La juge le regardait d'un air accusateur, les sourcils froncés ; les jurés chuchotaient en lui jetant des oeillades rapides et remplies d'un sentiment qu'il ne pouvait pas décrire. Du mépris, probablement, comme lui en avaient témoigné la plupart des personnes qu'il avait rencontrées dans sa vie, à part quelques unes l'ayant aidé sans une once de pitié sans les yeux. Toutes des femmes, étonnamment. Si on lui avait demandé à ce moment ce qu'il pensait d'elles, il aurait dit qu'elles lui manquaient. Même celles qu'il n'avait vues qu'une seule fois. Si seulement sa mère comptait parmi elles.

Un raclement de gorge, puis une voix sèche se firent entendre, répétant ce que Will avait déjà entendu bien trop de fois ces derniers jours. Accusé de vol à l'étalage. Encore une fois. Mais il avait tellement faim. Si faim qu'il commençait à avoir peur de finir par supplier pour de la nourriture ou se contenter de fouiller les poubelles. Et il avait toujours faim. Est-ce que leur but était de le tuer avant qu'il se retrouve en cellule ? Il avait piètre allure, avec des yeux soulignés de cercles violets et des hématomes, des vêtements rapiécés et abîmés, une respiration encore sifflante après une vilaine maladie et la tête baissée, ayant du mal à supporter l'ambiance de la salle.

Son visage fit face au tribunal quand vint le moment du jugement. Il avait encore un peu d'espoir, une minuscule flamme, qui fut balayée avec violence par la sentence. Un an et six mois de prison dont un an avec sursis. Le condamné s'arrêta de bouger, ne s'autorisant presque plus à respirer. Ses mains vinrent couvrir son champ de vision alors qu'il poussait un cri silencieux, plein de haine et de rage pour cette organisation qui avait décidé qu'il devait être enfermé pour deux pauvres boîtes de conserve. Il avait envie de leur hurler dessus, mais il s'abstint par peur d'être puni plus sévèrement encore. Le cri enfla, gonfla dans sa poitrine, prenant toute la place entre ses côtes, repoussant ses organes contre celles-ci, se débattant, furieux de ne pas pouvoir sortir. Mais Will, pour une fois, tint bon. La mâchoire serrée, il fixait la femme assise sur son grand trône en bois avec un regard orageux ; on aurait presque cru que le bleu verdâtre avait tourné au gris.

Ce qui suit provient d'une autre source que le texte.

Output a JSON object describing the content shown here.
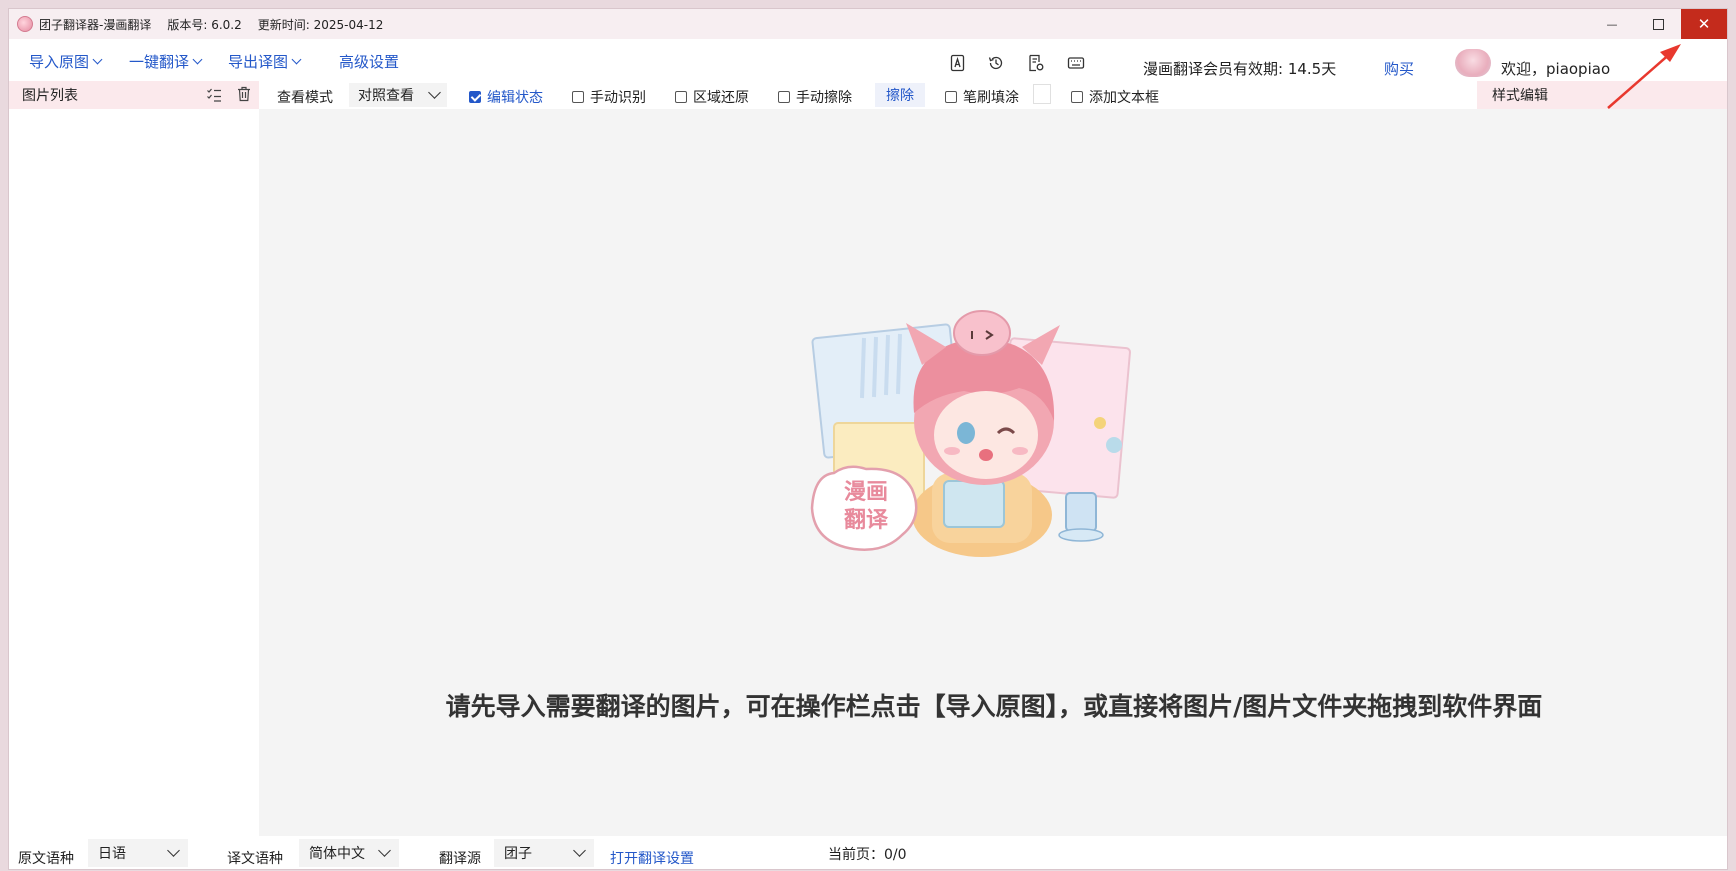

Il lui fit ensuite intimé de se diriger vers la sortie, qui n'était qu'à quelques mètres ; la salle était petite, le procès s'était tenu très rapidement. En marchant d'un pas sec, il glissa un regard aux bancs sur sa gauche. Vides. Personne n'était venu le soutenir, et ce n'était pas comme s'il s'attendait à ce que quelqu'un soit au courant de ce qu'il se passait dans sa petite vie insignifiante. Enfin, sauf son père, évidemment. Il savait probablement pour l'arrestation et attendait avec délice un coup de téléphone lui annonçant que son bon à rien de fils allait en prison une nouvelle fois. Will n'avait pas besoin de voir ce sombre connard pour savoir qu'il l'observait toujours d'un œil presque amusé. Qu'est-ce qu'il avait dû se marrer, en voyant le jeune homme se traîner dans la boue sans réussir à joindre les deux bouts. Et bien que celui-ci essayait de ne plus penser aux dures paroles de son propre père, il devait s'avouer vaincu. Jonathan avait raison. Il n'était qu'un bon à rien et ne serait probablement jamais plus.